For inventory planning, you need to know the probability of each line-order quantity — for one tire, two tires, three tires, four tires, etc. Probabilistic forecasting provides exactly that information, identifying the order patterns (e.g., order size, order frequency) that inventory can use to service demand.

We cut a lonely figure in the supply chain world back in the early 1990s, when we first began to champion this approach as an alternative to traditional forecasting. Today, faced with overwhelming supply-chain complexity, there’s more of a burning platform for companies to try it out. Invariably the feedback we get is “I only wish we had started doing this earlier!”

Secondarily, stock mix optimization enables what we call “service-driven planning,” by taking advantage of the scale and variability — the complexity — of your SKU portfolio across the network. Instead of assigning the same service level for every SKU in a group, each SKU location across the supply chain is assigned its own service level that is optimized to achieve the business goals. For instance, instead of assigning all SKUs in a class a 98-percent service level, a global 98-percent target is achieved by optimally setting individual SKU location service levels at 99 percent, 97 percent, 99.5 percent, etc., achieving the same overall customer service level objective with far less inventory expense.

Global prescription lens manufacturer Shamir Optical applied probability-based forecasting to become more service-driven.
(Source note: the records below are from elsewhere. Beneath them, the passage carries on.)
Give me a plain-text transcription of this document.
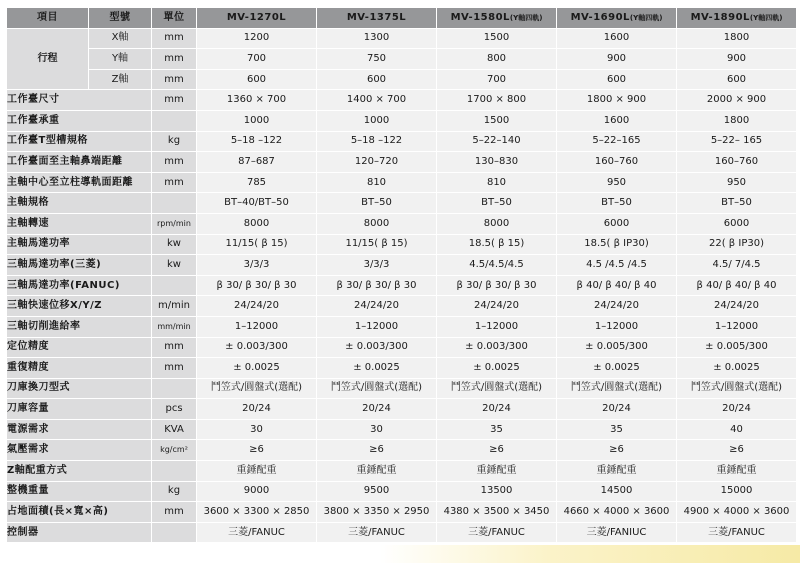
項目	型號	單位	MV-1270L	MV-1375L	MV-1580L(Y軸四軌)	MV-1690L(Y軸四軌)	MV-1890L(Y軸四軌)
行程	X軸	mm	1200	1300	1500	1600	1800
	Y軸	mm	700	750	800	900	900
	Z軸	mm	600	600	700	600	600
工作臺尺寸		mm	1360 × 700	1400 × 700	1700 × 800	1800 × 900	2000 × 900
工作臺承重			1000	1000	1500	1600	1800
工作臺T型槽規格		kg	5–18 –122	5–18 –122	5–22–140	5–22–165	5–22– 165
工作臺面至主軸鼻端距離		mm	87–687	120–720	130–830	160–760	160–760
主軸中心至立柱導軌面距離		mm	785	810	810	950	950
主軸規格			BT–40/BT–50	BT–50	BT–50	BT–50	BT–50
主軸轉速		rpm/min	8000	8000	8000	6000	6000
主軸馬達功率		kw	11/15( β 15)	11/15( β 15)	18.5( β 15)	18.5( β IP30)	22( β IP30)
三軸馬達功率(三菱)		kw	3/3/3	3/3/3	4.5/4.5/4.5	4.5 /4.5 /4.5	4.5/ 7/4.5
三軸馬達功率(FANUC)			β 30/ β 30/ β 30	β 30/ β 30/ β 30	β 30/ β 30/ β 30	β 40/ β 40/ β 40	β 40/ β 40/ β 40
三軸快速位移X/Y/Z		m/min	24/24/20	24/24/20	24/24/20	24/24/20	24/24/20
三軸切削進給率		mm/min	1–12000	1–12000	1–12000	1–12000	1–12000
定位精度		mm	± 0.003/300	± 0.003/300	± 0.003/300	± 0.005/300	± 0.005/300
重復精度		mm	± 0.0025	± 0.0025	± 0.0025	± 0.0025	± 0.0025
刀庫換刀型式			鬥笠式/圓盤式(選配)	鬥笠式/圓盤式(選配)	鬥笠式/圓盤式(選配)	鬥笠式/圓盤式(選配)	鬥笠式/圓盤式(選配)
刀庫容量		pcs	20/24	20/24	20/24	20/24	20/24
電源需求		KVA	30	30	35	35	40
氣壓需求		kg/cm²	≥6	≥6	≥6	≥6	≥6
Z軸配重方式			重錘配重	重錘配重	重錘配重	重錘配重	重錘配重
整機重量		kg	9000	9500	13500	14500	15000
占地面積(長×寬×高)		mm	3600 × 3300 × 2850	3800 × 3350 × 2950	4380 × 3500 × 3450	4660 × 4000 × 3600	4900 × 4000 × 3600
控制器			三菱/FANUC	三菱/FANUC	三菱/FANUC	三菱/FANIUC	三菱/FANUC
Rather than use a one-size-fits-all inventory policy, Shamir analyzed demand patterns to create a blend of different service level targets for each individual SKU in each location. The firm reduced inventory levels by more than 25 percent overall, while consistently achieving service levels exceeding 99 percent.

Probabilistic forecasting can’t practically be executed fast enough by human planners. To make it work, you need to automate the planning process with a self-adaptive system that uses machine learning technology — a form of artificial intelligence. To generate probability forecasts, you first need to model your supply chain. Most companies start with a sample group of SKUs to test and scale up over time. Against your model, you then need to factor in the impact of a wide range of potential demand variables. These can be traditional inputs such as order history, other corporate sources like customer relationship management (CRM) system data, and even external sources such as weather, stock market and social media trends. Because a supply chain model is a “living” system, machine learning continuously learns and tunes the results over time, allowing you to introduce new data sources as needed. Applying A.I. provides deep insight into the behavior of demand and inventory to improve the outcomes.
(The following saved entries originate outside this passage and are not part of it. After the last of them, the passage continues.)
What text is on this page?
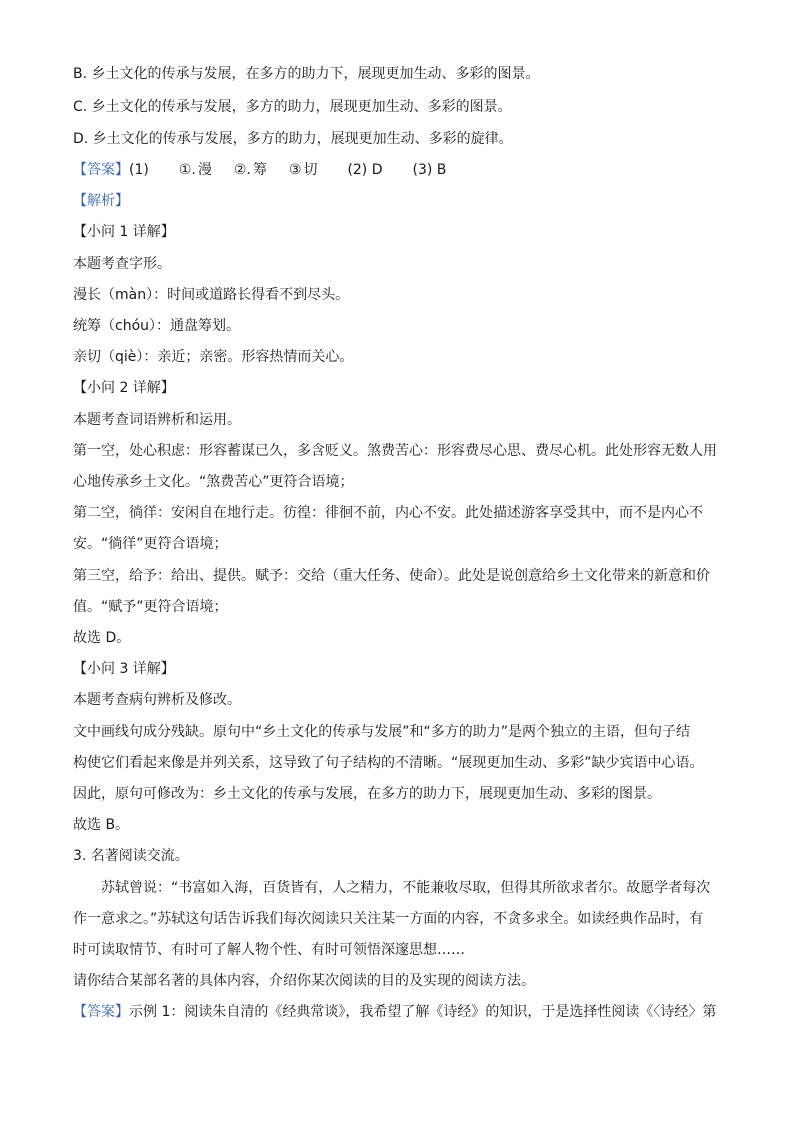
B. 乡土文化的传承与发展，在多方的助力下，展现更加生动、多彩的图景。
C. 乡土文化的传承与发展，多方的助力，展现更加生动、多彩的图景。
D. 乡土文化的传承与发展，多方的助力，展现更加生动、多彩的旋律。
【答案】(1) ①. 漫 ②. 筹 ③ 切 (2) D (3) B
【解析】
【小问 1 详解】
本题考查字形。
漫长（màn）：时间或道路长得看不到尽头。
统筹（chóu）：通盘筹划。
亲切（qiè）：亲近；亲密。形容热情而关心。
【小问 2 详解】
本题考查词语辨析和运用。
第一空，处心积虑：形容蓄谋已久，多含贬义。煞费苦心：形容费尽心思、费尽心机。此处形容无数人用
心地传承乡土文化。“煞费苦心”更符合语境；
第二空，徜徉：安闲自在地行走。彷徨：徘徊不前，内心不安。此处描述游客享受其中，而不是内心不
安。“徜徉”更符合语境；
第三空，给予：给出、提供。赋予：交给（重大任务、使命）。此处是说创意给乡土文化带来的新意和价
值。“赋予”更符合语境；
故选 D。
【小问 3 详解】
本题考查病句辨析及修改。
文中画线句成分残缺。原句中“乡土文化的传承与发展”和“多方的助力”是两个独立的主语，但句子结
构使它们看起来像是并列关系，这导致了句子结构的不清晰。“展现更加生动、多彩”缺少宾语中心语。
因此，原句可修改为：乡土文化的传承与发展，在多方的助力下，展现更加生动、多彩的图景。
故选 B。
3. 名著阅读交流。
苏轼曾说：“书富如入海，百货皆有，人之精力，不能兼收尽取，但得其所欲求者尔。故愿学者每次
作一意求之。”苏轼这句话告诉我们每次阅读只关注某一方面的内容，不贪多求全。如读经典作品时，有
时可读取情节、有时可了解人物个性、有时可领悟深邃思想……
请你结合某部名著的具体内容，介绍你某次阅读的目的及实现的阅读方法。
【答案】示例 1：阅读朱自清的《经典常谈》，我希望了解《诗经》的知识，于是选择性阅读《〈诗经〉第
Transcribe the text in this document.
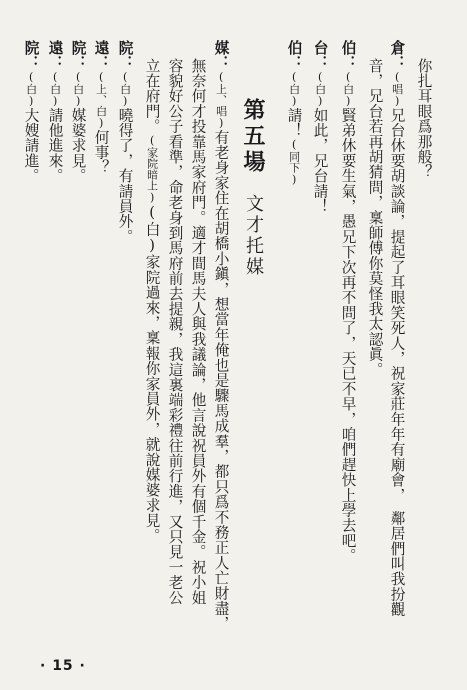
你扎耳眼爲那般？
倉：(唱)兄台休要胡談論，提起了耳眼笑死人，祝家莊年年有廟會，　鄰居們叫我扮觀
音，兄台若再胡猜問，稟師傅你莫怪我太認眞。
伯：(白)賢弟休要生氣，愚兄下次再不問了，天已不早，咱們趕快上學去吧。
台：(白)如此，兄台請！
伯：(白)請！(同下)
第五場文才托媒
媒：(上、唱)有老身家住在胡橋小鎭，想當年俺也是驟馬成羣，都只爲不務正人亡財盡，
無奈何才投靠馬家府門。適才間馬夫人與我議論，他言說祝員外有個千金。祝小姐
容貌好公子看準，命老身到馬府前去提親，我這裏端彩禮往前行進，又只見一老公
立在府門。(家院暗上)(白)家院過來，稟報你家員外，就說媒婆求見。
院：(白)曉得了，有請員外。
遠：(上、白)何事？
院：(白)媒婆求見。
遠：(白)請他進來。
院：(白)大嫂請進。
· 15 ·
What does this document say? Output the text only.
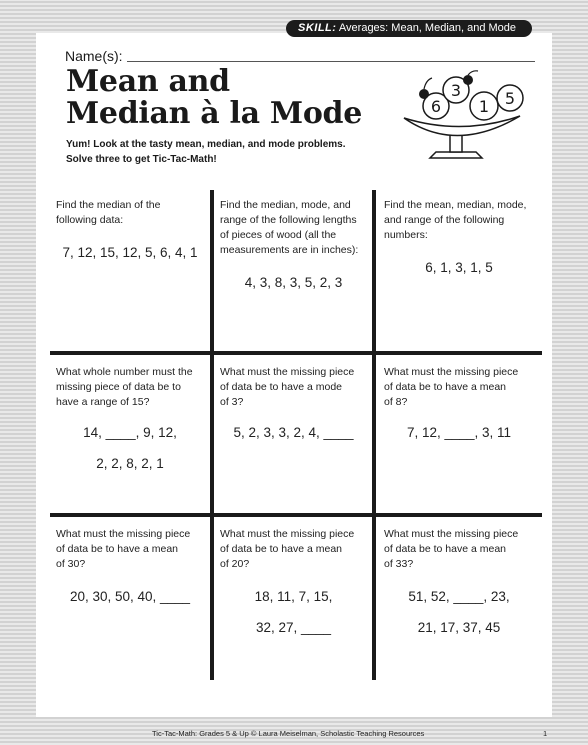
SKILL: Averages: Mean, Median, and Mode
Name(s):
Mean and
Median à la Mode
Yum! Look at the tasty mean, median, and mode problems.
Solve three to get Tic-Tac-Math!
3
6 1 5
Find the median of the
following data:
7, 12, 15, 12, 5, 6, 4, 1
Find the median, mode, and
range of the following lengths
of pieces of wood (all the
measurements are in inches):
4, 3, 8, 3, 5, 2, 3
Find the mean, median, mode,
and range of the following
numbers:
6, 1, 3, 1, 5
What whole number must the
missing piece of data be to
have a range of 15?
14, ____, 9, 12,
2, 2, 8, 2, 1
What must the missing piece
of data be to have a mode
of 3?
5, 2, 3, 3, 2, 4, ____
What must the missing piece
of data be to have a mean
of 8?
7, 12, ____, 3, 11
What must the missing piece
of data be to have a mean
of 30?
20, 30, 50, 40, ____
What must the missing piece
of data be to have a mean
of 20?
18, 11, 7, 15,
32, 27, ____
What must the missing piece
of data be to have a mean
of 33?
51, 52, ____, 23,
21, 17, 37, 45
Tic-Tac-Math: Grades 5 & Up © Laura Meiselman, Scholastic Teaching Resources	1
The good news for humans, however, is that probability forecasts are, by design, a starting point — not an end game. They are designed to give planners the data they need in time to make informed judgement calls on service policies and corresponding optimal inventory levels across their supply chains.

This A.I.-augmented probability forecasting represents the ideal symbiosis between human and machines. The system gets smarter over time by factoring in human input, and the humans get smarter by learning from the success rate of the probability forecasts. This frees up planners to focus on service, work on strategic projects and add their business insights to the system.

Your business can thrive on complexity, too. The beauty of probability forecasting is that while service levels go up, costs, waste and inefficiency go down. Hundreds of companies like Shamir Optical have gained a wide range of benefits, from freeing up working capital to reducing obsolescence, transportation and expediting costs and markdowns. Many companies report becoming more responsive to market changes and being able to make better strategic decisions.

For people wed to the “one-number” deterministic approach, probability forecasting will feel counterintuitive. However, unless you are in a commodity business with few items and totally predictable demand, the one-number approach won’t cut it. Amazon not only uses this method, it also offers a probability forecasting tool to partner vendors. Isn’t it time you gave it a try?

Joseph Shamir is chief executive officer of ToolsGroup.